The program reaches many more underserved customers than other PV financing programs in Connecticut. For example, most participants live in census tracts that have a median income of less than 80% of the area median income. In contrast, around 9% of participants in the other Green Bank solar financing programs live in these same census tracts.

And, the majority of participants (56%) in the program that was studied have FICO scores that would generally be considered non-prime (<670). That compared with 2% of participants in the other programs.

The report said that credit, not income, was the primary factor that explains participants’ financial performance. It found that delinquency and annualized losses were higher for PosiGen (2.3% and 0.9%) than for other Connecticut Green Bank programs (1.4% and 0.1%). Across all Green Bank programs, lower credit scores are associated with higher rates of delinquency and loss. Therefore, the report said, participants’ lower credit scores explain much of the program’s higher rates of delinquency and annualized losses.

The Berkeley Lab report said that PosiGen leases performed competitively with market-rate solar and non-solar leases and loans. When compared to securities backed by market-rate PV loans and leases with similar amounts of seasoning, the PosiGen leases had higher delinquency rates but comparable gross loss rates.

It said the similarity in losses is notable given that loss rates for PosiGen leases were higher than those of the other Connecticut Green Bank leases and loans. Rather than the PosiGen leases having high loss rates, other CGB leases and loans had unusually low loss rates.
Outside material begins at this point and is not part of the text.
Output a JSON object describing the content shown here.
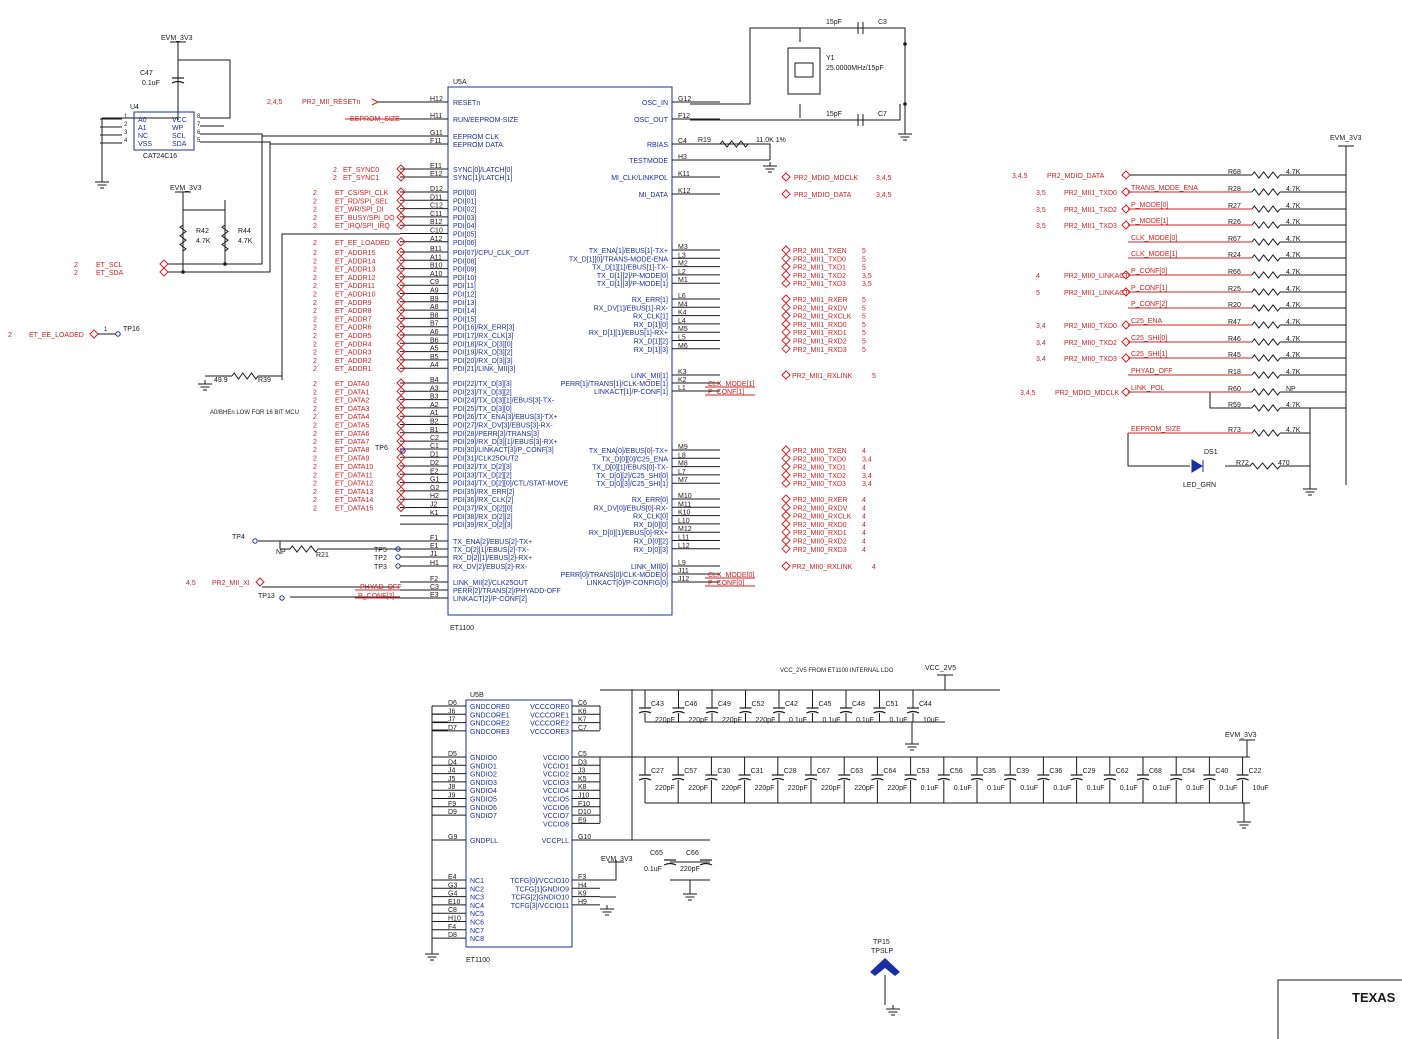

Comparing PosiGen to non-solar benchmarks, including indices of auto and consumer loans, the report found that the PosiGen leases had “significantly less delinquency” than non-prime auto loans, and had performance comparable to many consumer loans.

Renewables were a bright spot in 2020

Energy production in the United States fell to just below 96 quadrillion British thermal units (quads) in 2020, down more than 5% from 2019’s record high, according to the Energy Department’s Energy Information Administration (EIA).

The drop from 101.3 quads in 2019 to 95.8 quads in 2020 marked the largest annual decrease in U.S. energy production on record. Economic responses to the COVID-19 pandemic that began during the spring of 2020 drove most of this decrease, EIA said.

Between 2019 and 2020, U.S. coal production fell by 25% to less than 11 quads, its largest annual decrease on record. U.S. coal production in 2020 was less than half what it was at its peak in 1998 as natural gas and renewable sources increased their shares in the electricity generation mix over the years, displacing coal.

U.S. renewable energy production rose 2% between 2019 and 2020 to a record-high 11.8 quads in 2020, EIA said, primarily due to increased electricity generation from wind and solar. In 2019, U.S. renewable energy production surpassed U.S. coal production for the first time. Wind energy production rose by 14% to 3 quads, and U.S. solar energy production grew by 23% to 1.2 quads. U.S. hydroelectric and geothermal energy production stayed flat, while biomass production, including biofuels and wood, fell 8%.